Lachs

 

 

 

 

 

Der Lachs ( Salmo salar ) ist ein anadromer ( ( Fraßwanderung ins Meer, Laichwanderung zurück in die Fließgewässer) Wanderfisch der größeren Flüsse. Er steigt nach seiner Wachstumszeit im Meer zum Laichen in die Flüsse auf. Der Aufstieg kann bereits im Frühjahr beginnen, wobei die Fortpflanzung erst im Oktober bis Dezember an strömungsreichen, kiesigen Flachwasserbereichen bei einer Wassertemperatur von 10 - 4 °C erfolgt. Dort hebt das Weibchen bis zu 80 cm tiefe Laichgruben aus. Die 5 - 7 mm großen Eier ( 2000 Stück pro kg Körpergewicht) werden abgelegt.
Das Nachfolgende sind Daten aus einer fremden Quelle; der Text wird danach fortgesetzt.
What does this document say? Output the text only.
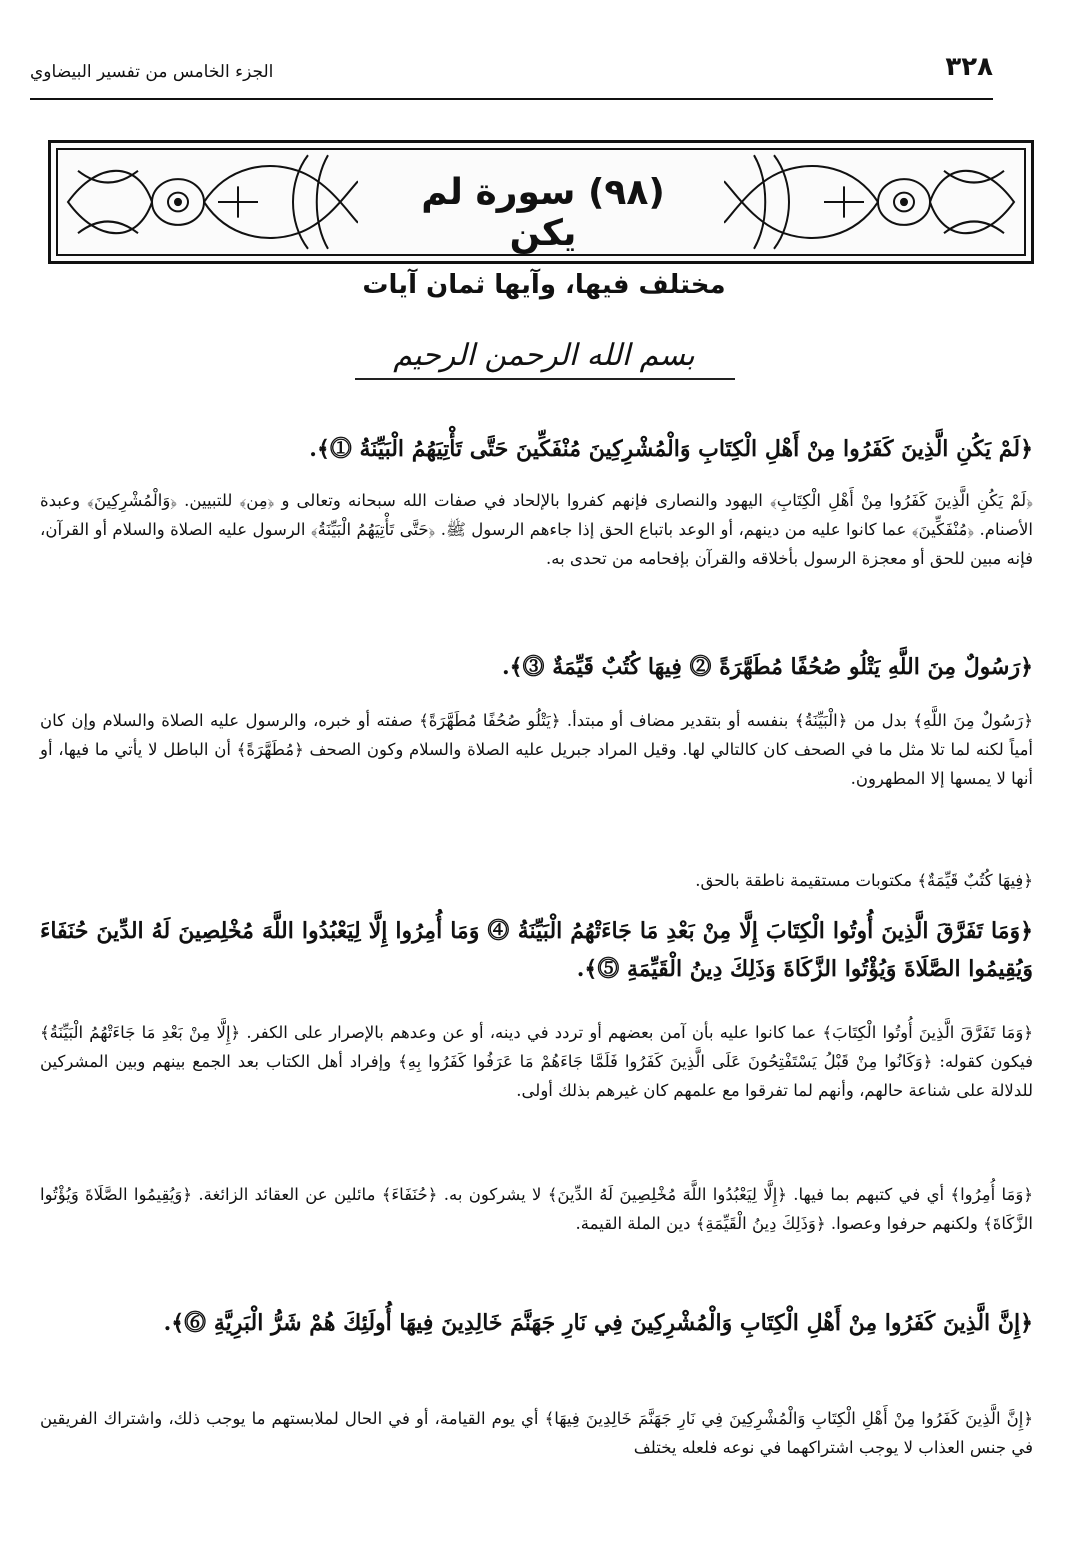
٣٢٨
الجزء الخامس من تفسير البيضاوي
(٩٨) سورة لم يكن
مختلف فيها، وآيها ثمان آيات
بسم الله الرحمن الرحيم
﴿لَمْ يَكُنِ الَّذِينَ كَفَرُوا مِنْ أَهْلِ الْكِتَابِ وَالْمُشْرِكِينَ مُنْفَكِّينَ حَتَّى تَأْتِيَهُمُ الْبَيِّنَةُ ⓵﴾.
﴿لَمْ يَكُنِ الَّذِينَ كَفَرُوا مِنْ أَهْلِ الْكِتَابِ﴾ اليهود والنصارى فإنهم كفروا بالإلحاد في صفات الله سبحانه وتعالى و ﴿مِن﴾ للتبيين. ﴿وَالْمُشْرِكِينَ﴾ وعبدة الأصنام. ﴿مُنْفَكِّينَ﴾ عما كانوا عليه من دينهم، أو الوعد باتباع الحق إذا جاءهم الرسول ﷺ. ﴿حَتَّى تَأْتِيَهُمُ الْبَيِّنَةُ﴾ الرسول عليه الصلاة والسلام أو القرآن، فإنه مبين للحق أو معجزة الرسول بأخلاقه والقرآن بإفحامه من تحدى به.
﴿رَسُولٌ مِنَ اللَّهِ يَتْلُو صُحُفًا مُطَهَّرَةً ⓶ فِيهَا كُتُبٌ قَيِّمَةٌ ⓷﴾.
﴿رَسُولٌ مِنَ اللَّهِ﴾ بدل من ﴿الْبَيِّنَةُ﴾ بنفسه أو بتقدير مضاف أو مبتدأ. ﴿يَتْلُو صُحُفًا مُطَهَّرَةً﴾ صفته أو خبره، والرسول عليه الصلاة والسلام وإن كان أمياً لكنه لما تلا مثل ما في الصحف كان كالتالي لها. وقيل المراد جبريل عليه الصلاة والسلام وكون الصحف ﴿مُطَهَّرَةً﴾ أن الباطل لا يأتي ما فيها، أو أنها لا يمسها إلا المطهرون.
﴿فِيهَا كُتُبٌ قَيِّمَةٌ﴾ مكتوبات مستقيمة ناطقة بالحق.
﴿وَمَا تَفَرَّقَ الَّذِينَ أُوتُوا الْكِتَابَ إِلَّا مِنْ بَعْدِ مَا جَاءَتْهُمُ الْبَيِّنَةُ ⓸ وَمَا أُمِرُوا إِلَّا لِيَعْبُدُوا اللَّهَ مُخْلِصِينَ لَهُ الدِّينَ حُنَفَاءَ وَيُقِيمُوا الصَّلَاةَ وَيُؤْتُوا الزَّكَاةَ وَذَلِكَ دِينُ الْقَيِّمَةِ ⓹﴾.
﴿وَمَا تَفَرَّقَ الَّذِينَ أُوتُوا الْكِتَابَ﴾ عما كانوا عليه بأن آمن بعضهم أو تردد في دينه، أو عن وعدهم بالإصرار على الكفر. ﴿إِلَّا مِنْ بَعْدِ مَا جَاءَتْهُمُ الْبَيِّنَةُ﴾ فيكون كقوله: ﴿وَكَانُوا مِنْ قَبْلُ يَسْتَفْتِحُونَ عَلَى الَّذِينَ كَفَرُوا فَلَمَّا جَاءَهُمْ مَا عَرَفُوا كَفَرُوا بِهِ﴾ وإفراد أهل الكتاب بعد الجمع بينهم وبين المشركين للدلالة على شناعة حالهم، وأنهم لما تفرقوا مع علمهم كان غيرهم بذلك أولى.
﴿وَمَا أُمِرُوا﴾ أي في كتبهم بما فيها. ﴿إِلَّا لِيَعْبُدُوا اللَّهَ مُخْلِصِينَ لَهُ الدِّينَ﴾ لا يشركون به. ﴿حُنَفَاءَ﴾ مائلين عن العقائد الزائغة. ﴿وَيُقِيمُوا الصَّلَاةَ وَيُؤْتُوا الزَّكَاةَ﴾ ولكنهم حرفوا وعصوا. ﴿وَذَلِكَ دِينُ الْقَيِّمَةِ﴾ دين الملة القيمة.
﴿إِنَّ الَّذِينَ كَفَرُوا مِنْ أَهْلِ الْكِتَابِ وَالْمُشْرِكِينَ فِي نَارِ جَهَنَّمَ خَالِدِينَ فِيهَا أُولَئِكَ هُمْ شَرُّ الْبَرِيَّةِ ⓺﴾.
﴿إِنَّ الَّذِينَ كَفَرُوا مِنْ أَهْلِ الْكِتَابِ وَالْمُشْرِكِينَ فِي نَارِ جَهَنَّمَ خَالِدِينَ فِيهَا﴾ أي يوم القيامة، أو في الحال لملابستهم ما يوجب ذلك، واشتراك الفريقين في جنس العذاب لا يوجب اشتراكهما في نوعه فلعله يختلف
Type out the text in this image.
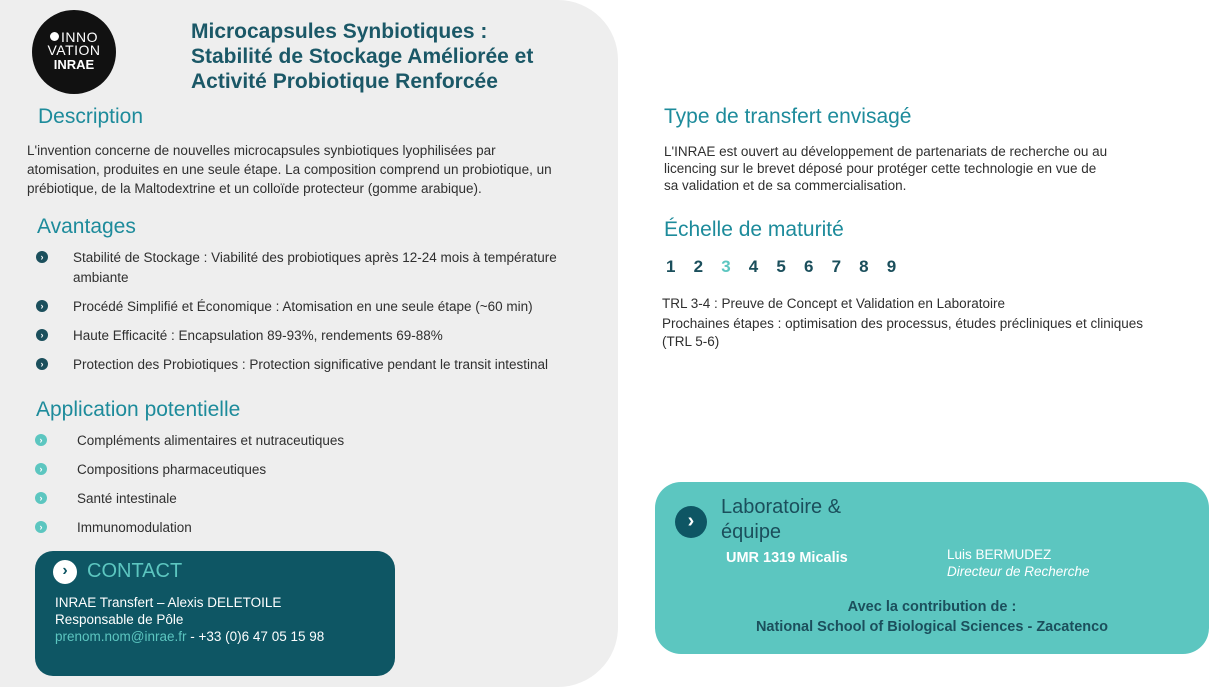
INNO
VATION
INRAE
Microcapsules Synbiotiques :
Stabilité de Stockage Améliorée et
Activité Probiotique Renforcée
Description
L'invention concerne de nouvelles microcapsules synbiotiques lyophilisées par
atomisation, produites en une seule étape. La composition comprend un probiotique, un
prébiotique, de la Maltodextrine et un colloïde protecteur (gomme arabique).
Avantages
›	Stabilité de Stockage : Viabilité des probiotiques après 12-24 mois à température
ambiante
›	Procédé Simplifié et Économique : Atomisation en une seule étape (~60 min)
›	Haute Efficacité : Encapsulation 89-93%, rendements 69-88%
›	Protection des Probiotiques : Protection significative pendant le transit intestinal
Application potentielle
›	Compléments alimentaires et nutraceutiques
›	Compositions pharmaceutiques
›	Santé intestinale
›	Immunomodulation
› CONTACT
INRAE Transfert – Alexis DELETOILE
Responsable de Pôle
prenom.nom@inrae.fr - +33 (0)6 47 05 15 98
Type de transfert envisagé
L'INRAE est ouvert au développement de partenariats de recherche ou au
licencing sur le brevet déposé pour protéger cette technologie en vue de
sa validation et de sa commercialisation.
Échelle de maturité
1	2	3	4	5	6	7	8	9
TRL 3-4 : Preuve de Concept et Validation en Laboratoire
Prochaines étapes : optimisation des processus, études précliniques et cliniques
(TRL 5-6)
›
Laboratoire &
équipe
UMR 1319 Micalis	Luis BERMUDEZ
Directeur de Recherche
Avec la contribution de :
National School of Biological Sciences - Zacatenco
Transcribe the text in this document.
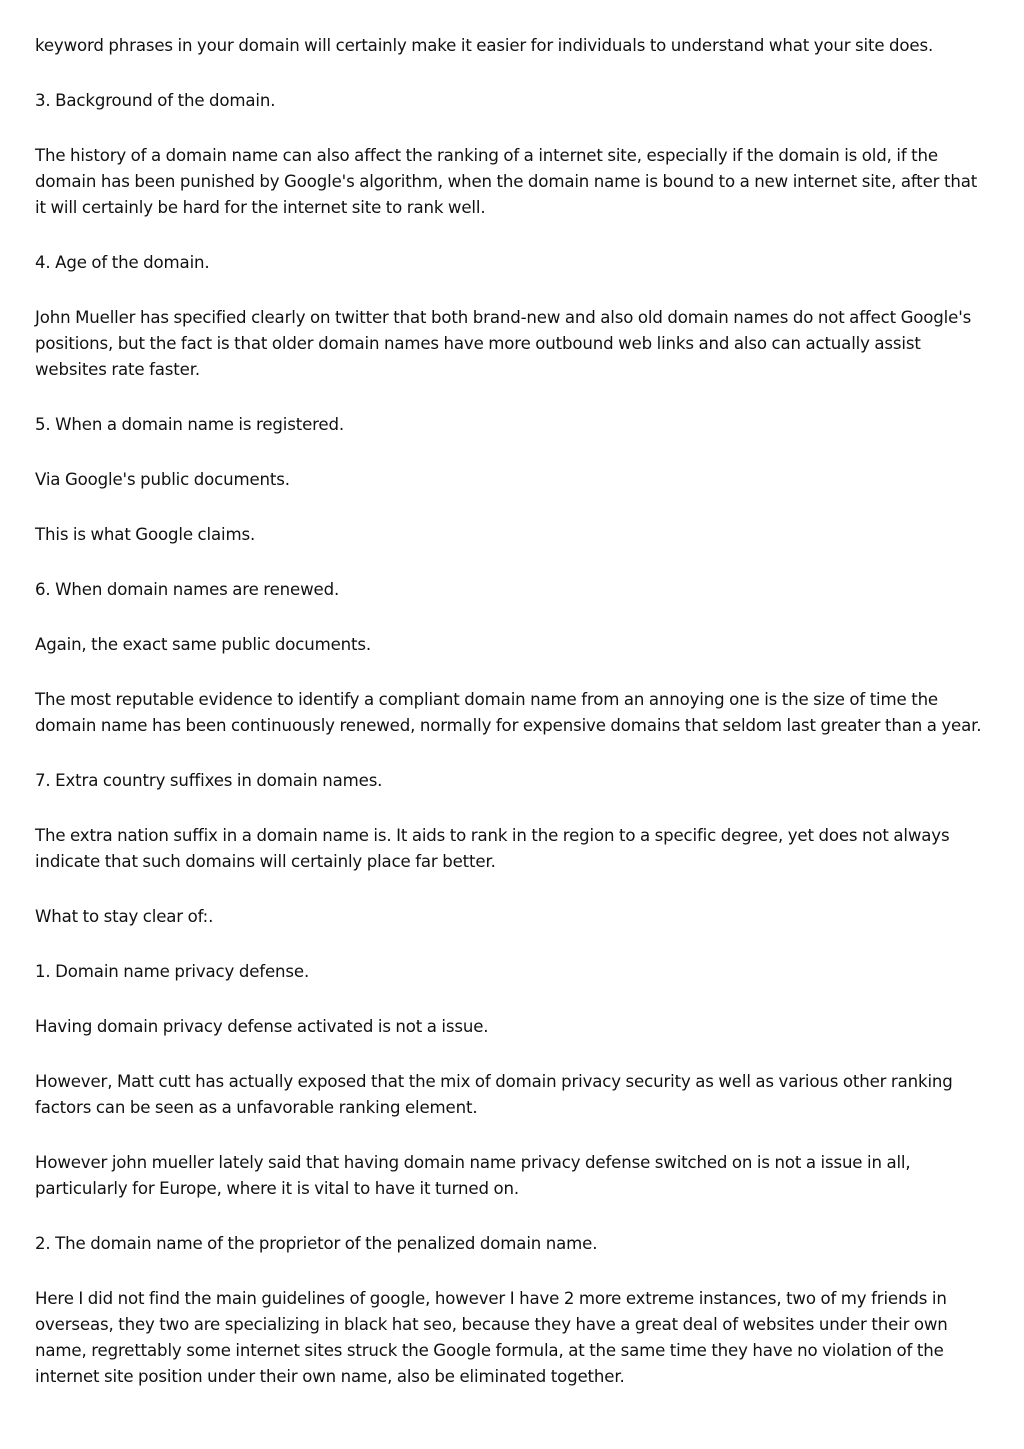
keyword phrases in your domain will certainly make it easier for individuals to understand what your site does.

3. Background of the domain.

The history of a domain name can also affect the ranking of a internet site, especially if the domain is old, if the domain has been punished by Google's algorithm, when the domain name is bound to a new internet site, after that it will certainly be hard for the internet site to rank well.

4. Age of the domain.

John Mueller has specified clearly on twitter that both brand-new and also old domain names do not affect Google's positions, but the fact is that older domain names have more outbound web links and also can actually assist websites rate faster.

5. When a domain name is registered.

Via Google's public documents.

This is what Google claims.

6. When domain names are renewed.

Again, the exact same public documents.

The most reputable evidence to identify a compliant domain name from an annoying one is the size of time the domain name has been continuously renewed, normally for expensive domains that seldom last greater than a year.

7. Extra country suffixes in domain names.

The extra nation suffix in a domain name is. It aids to rank in the region to a specific degree, yet does not always indicate that such domains will certainly place far better.

What to stay clear of:.

1. Domain name privacy defense.

Having domain privacy defense activated is not a issue.

However, Matt cutt has actually exposed that the mix of domain privacy security as well as various other ranking factors can be seen as a unfavorable ranking element.

However john mueller lately said that having domain name privacy defense switched on is not a issue in all, particularly for Europe, where it is vital to have it turned on.

2. The domain name of the proprietor of the penalized domain name.

Here I did not find the main guidelines of google, however I have 2 more extreme instances, two of my friends in overseas, they two are specializing in black hat seo, because they have a great deal of websites under their own name, regrettably some internet sites struck the Google formula, at the same time they have no violation of the internet site position under their own name, also be eliminated together.
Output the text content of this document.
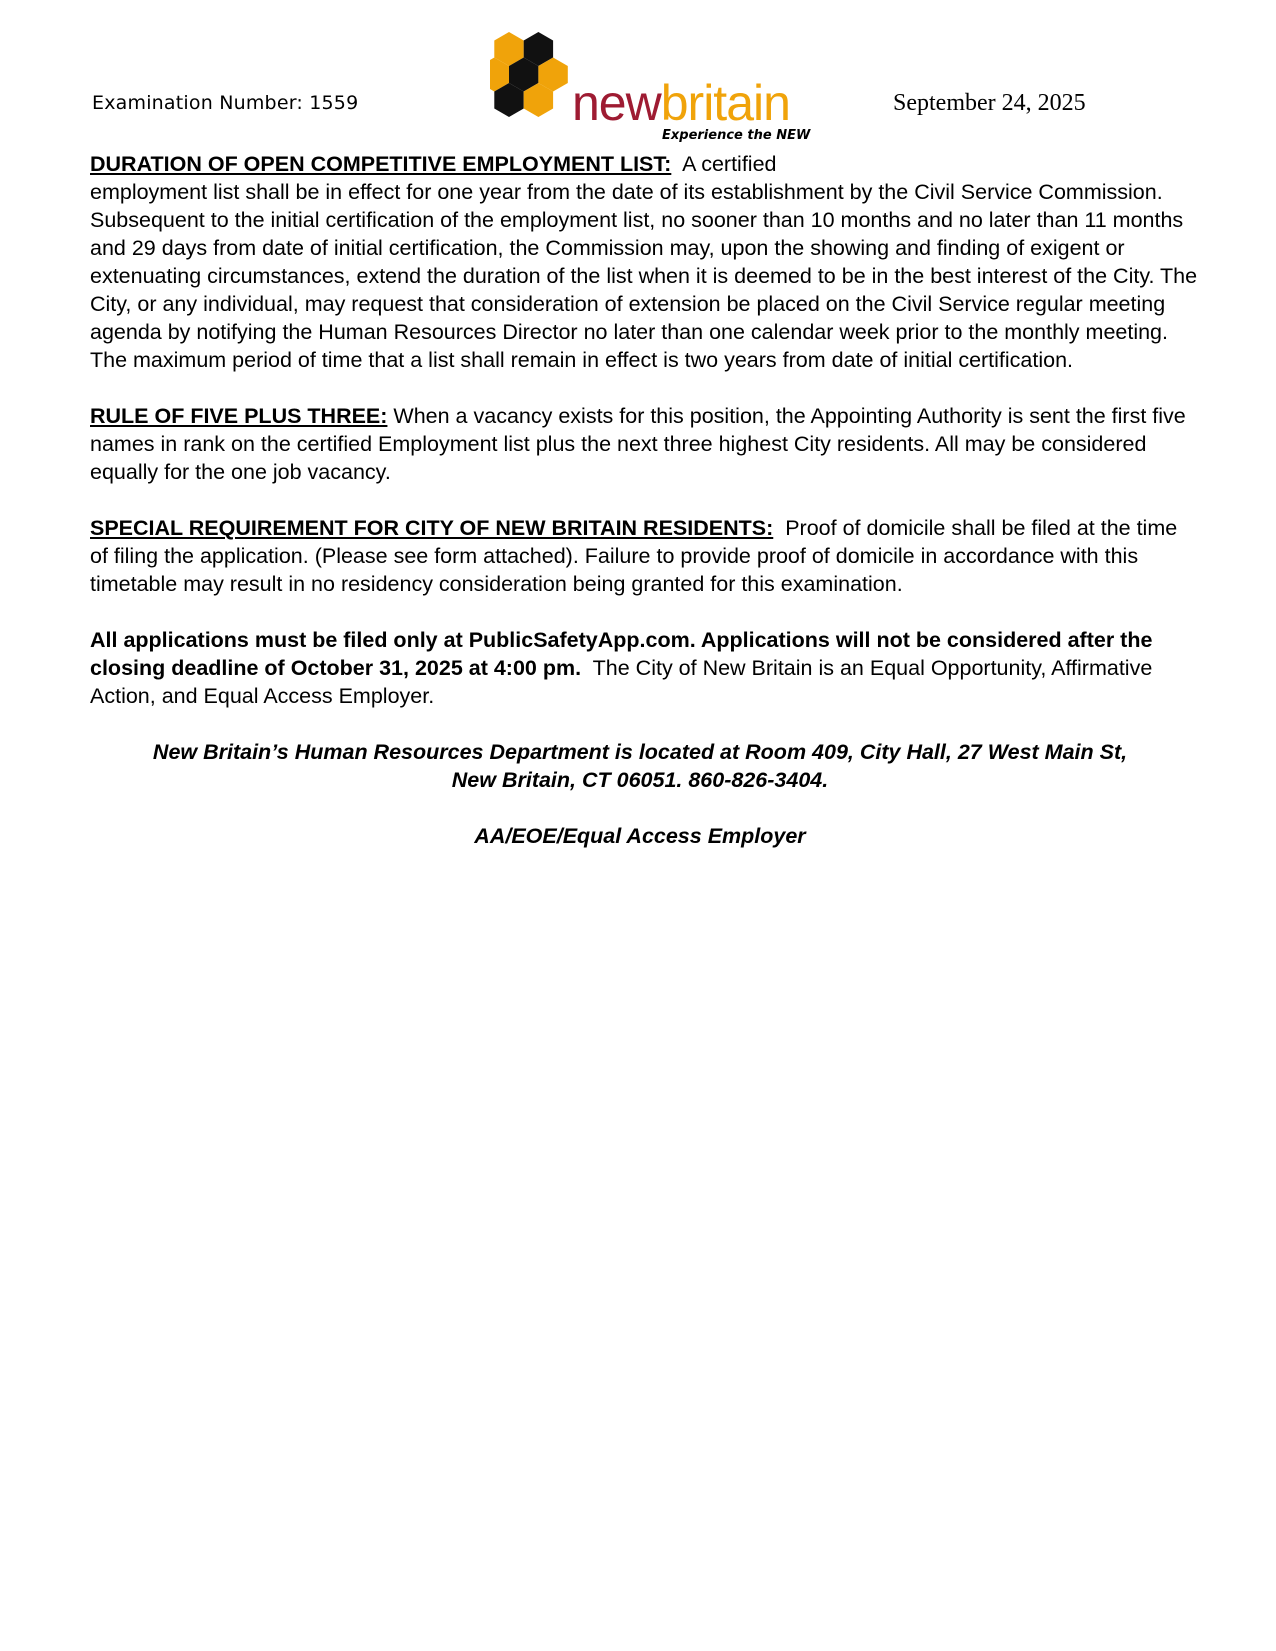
Examination Number: 1559	newbritain
Experience the NEW
September 24, 2025

DURATION OF OPEN COMPETITIVE EMPLOYMENT LIST: A certified
employment list shall be in effect for one year from the date of its establishment by the Civil Service Commission. Subsequent to the initial certification of the employment list, no sooner than 10 months and no later than 11 months and 29 days from date of initial certification, the Commission may, upon the showing and finding of exigent or extenuating circumstances, extend the duration of the list when it is deemed to be in the best interest of the City. The City, or any individual, may request that consideration of extension be placed on the Civil Service regular meeting agenda by notifying the Human Resources Director no later than one calendar week prior to the monthly meeting. The maximum period of time that a list shall remain in effect is two years from date of initial certification.

RULE OF FIVE PLUS THREE: When a vacancy exists for this position, the Appointing Authority is sent the first five names in rank on the certified Employment list plus the next three highest City residents. All may be considered equally for the one job vacancy.

SPECIAL REQUIREMENT FOR CITY OF NEW BRITAIN RESIDENTS: Proof of domicile shall be filed at the time of filing the application. (Please see form attached). Failure to provide proof of domicile in accordance with this timetable may result in no residency consideration being granted for this examination.

All applications must be filed only at PublicSafetyApp.com. Applications will not be considered after the closing deadline of October 31, 2025 at 4:00 pm. The City of New Britain is an Equal Opportunity, Affirmative Action, and Equal Access Employer.

New Britain’s Human Resources Department is located at Room 409, City Hall, 27 West Main St,
New Britain, CT 06051. 860-826-3404.

AA/EOE/Equal Access Employer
Nach dem Laichgeschäft stirbt der größte Teil der Elterntiere. Die Überlebenden ( 5 - 18%) wandern in das Meer zurück, um ein zweites oder äußerst selten ein drittes Mal abzulaichen. Abhängig von der Wassertemperatur, schlüpfen nach ca. 60 - 120 Tagen die 2 - 2,6 mm langen Larven aus den Eiern. Die Larven verweilen dann noch ca. 20 - 35 Tage im Kies des Laichbettes. Die Junglachse verbringen ca. 1 - 5 Jahre im Süßwasser. Als silbrige, ca. 20 cm lange Smolts wandern sie dann ins Meer ab. Ihre Ernährung wechselt im Meer von wirbellosen Tieren zu Fischen. Mit 4 - 8 Jahren wird der Lachs geschlechtsreif. Er kann bis zu  10 Jahre alt werden.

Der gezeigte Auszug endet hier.